Republican Donald Trump first campaigned as U.S. president, in 2015-2016, with a platform which asserted that as a non-politician and businessman, he would shake up things in Washington that would result in a better economy, among other things.
In 2020, one way in which President Trump attempted to do that was to nullify certain environmental laws having to do with infrastructure under the National Environmental Policy Act (NEPA) passed by Congress in 1970, legislation which was signed into law by Republican President Nixon. The Washington Post explains today that this law had “required the government to assess the environmental consequences of federal actions, such as approving the construction of oil and gas pipelines” in which their environmental impact was seriously considered and thus prohibited from endangering.
In 2020, President Trump overturned this fifty-year old, congressional legislation and bypassed Congress by exercised executive privilege in abolishing environmental laws and regulations. Some of them were imposed on the basis of the scientifically-proposed, human-induced global warming which Trump and his voters rejected. It allowed construction projects, such as the building of pipelines and roads, to be exempted from environmental review and thus be built “in a small fraction of time.”

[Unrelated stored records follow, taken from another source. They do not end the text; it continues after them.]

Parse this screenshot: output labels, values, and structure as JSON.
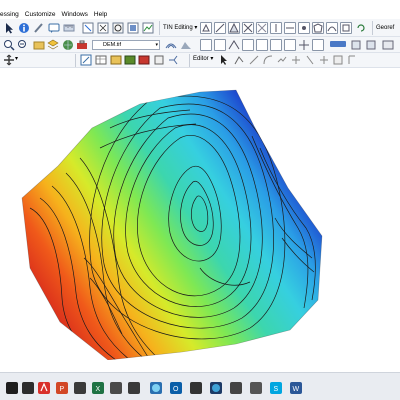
{
  "menu": {
    "items": [
      "essing",
      "Customize",
      "Windows",
      "Help"
    ]
  },
  "toolbar": {
    "tin_editing_label": "TIN Editing ▾",
    "layer_combo_value": "DEM.tif",
    "editor_label": "Editor ▾",
    "georef_label": "Georef"
  },
  "colors": {
    "surface_high": "#e03a1e",
    "surface_mid": "#3ee0c8",
    "surface_low": "#1a3ed8",
    "contour": "#1a1a1a",
    "toolbar_bg": "#f4f6f9",
    "taskbar_bg": "#e9ecf1"
  },
  "map": {
    "description_layer": "DEM contour surface",
    "contour_count": 22
  },
  "taskbar": {
    "icons": [
      "start-icon",
      "explorer-icon",
      "acrobat-icon",
      "powerpoint-icon",
      "excel-icon",
      "media-icon",
      "browser-icon",
      "outlook-icon",
      "arcmap-icon",
      "app-icon",
      "skype-icon",
      "word-icon"
    ]
  }
}
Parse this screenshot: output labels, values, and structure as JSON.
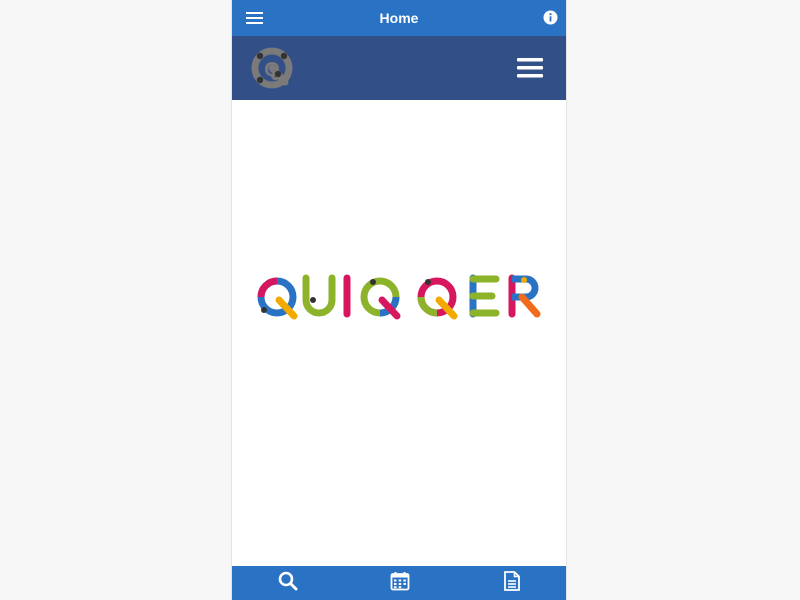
{
  "topbar": {
    "title": "Home",
    "menu_icon": "hamburger-menu-icon",
    "info_icon": "info-icon"
  },
  "header": {
    "logo_icon": "quiqqer-q-logo",
    "nav_icon": "hamburger-menu-icon"
  },
  "main": {
    "wordmark_text": "QUIQQER"
  },
  "bottom_nav": {
    "items": [
      {
        "icon": "search-icon"
      },
      {
        "icon": "calendar-icon"
      },
      {
        "icon": "document-icon"
      }
    ]
  },
  "colors": {
    "topbar": "#2a73c4",
    "header": "#334f87",
    "bottombar": "#2a73c4",
    "background": "#f7f7f7"
  }
}
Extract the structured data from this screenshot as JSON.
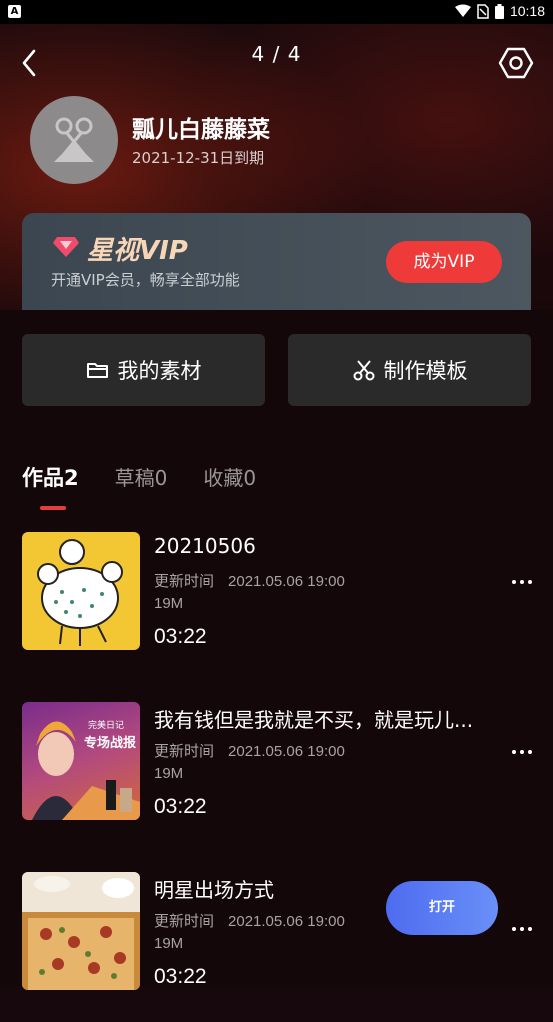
{
  "status_bar": {
    "time": "10:18"
  },
  "header": {
    "pager": "4 / 4"
  },
  "profile": {
    "name": "瓢儿白藤藤菜",
    "expiry": "2021-12-31日到期"
  },
  "vip": {
    "title": "星视VIP",
    "subtitle": "开通VIP会员，畅享全部功能",
    "button": "成为VIP"
  },
  "quick_actions": [
    {
      "label": "我的素材",
      "icon": "folder-icon"
    },
    {
      "label": "制作模板",
      "icon": "scissors-icon"
    }
  ],
  "tabs": [
    {
      "label": "作品2",
      "active": true
    },
    {
      "label": "草稿0",
      "active": false
    },
    {
      "label": "收藏0",
      "active": false
    }
  ],
  "works": [
    {
      "title": "20210506",
      "updated_label": "更新时间",
      "updated_time": "2021.05.06 19:00",
      "size": "19M",
      "duration": "03:22"
    },
    {
      "title": "我有钱但是我就是不买，就是玩儿...",
      "updated_label": "更新时间",
      "updated_time": "2021.05.06 19:00",
      "size": "19M",
      "duration": "03:22",
      "thumb_text_1": "完美日记",
      "thumb_text_2": "专场战报"
    },
    {
      "title": "明星出场方式",
      "updated_label": "更新时间",
      "updated_time": "2021.05.06 19:00",
      "size": "19M",
      "duration": "03:22"
    }
  ],
  "open_button": "打开",
  "colors": {
    "accent_red": "#ef3a3a",
    "open_blue": "#5a7df4",
    "vip_gold": "#f7d6b8"
  }
}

Drew Caputo of Earthjustice had explained at the time concerning these Trump changes affecting NEPA, “The whole idea of the law is to give better information in advance to decision-makers and the public. It appears that these [Trump] changes are an effort to undermine both of those purposes of the statute. It would basically make the federal government become an ostrich.”
President Trump had been a major contractor of skyscrapers in New York City about all of his adult life, and contractors are well known for opposing environmental laws. Therefore, in Trump’s efforts as president to abolish environmental laws that hindered the construction industry, did he not have former contractor he had a conflict of interest? I think so. What do you think?
Today, the White House announced that it has restored provisions of NEPA with a new rule. Representative Raúl M. Grijalva (D-Ariz.), chair of the House Natural Resources Committee, said of it, “I’m glad this administration recognizes how egregiously wrong those [Trump] actions were and is moving forward to restore the protections that have helped protect our environment while promoting sustainable development for decades.”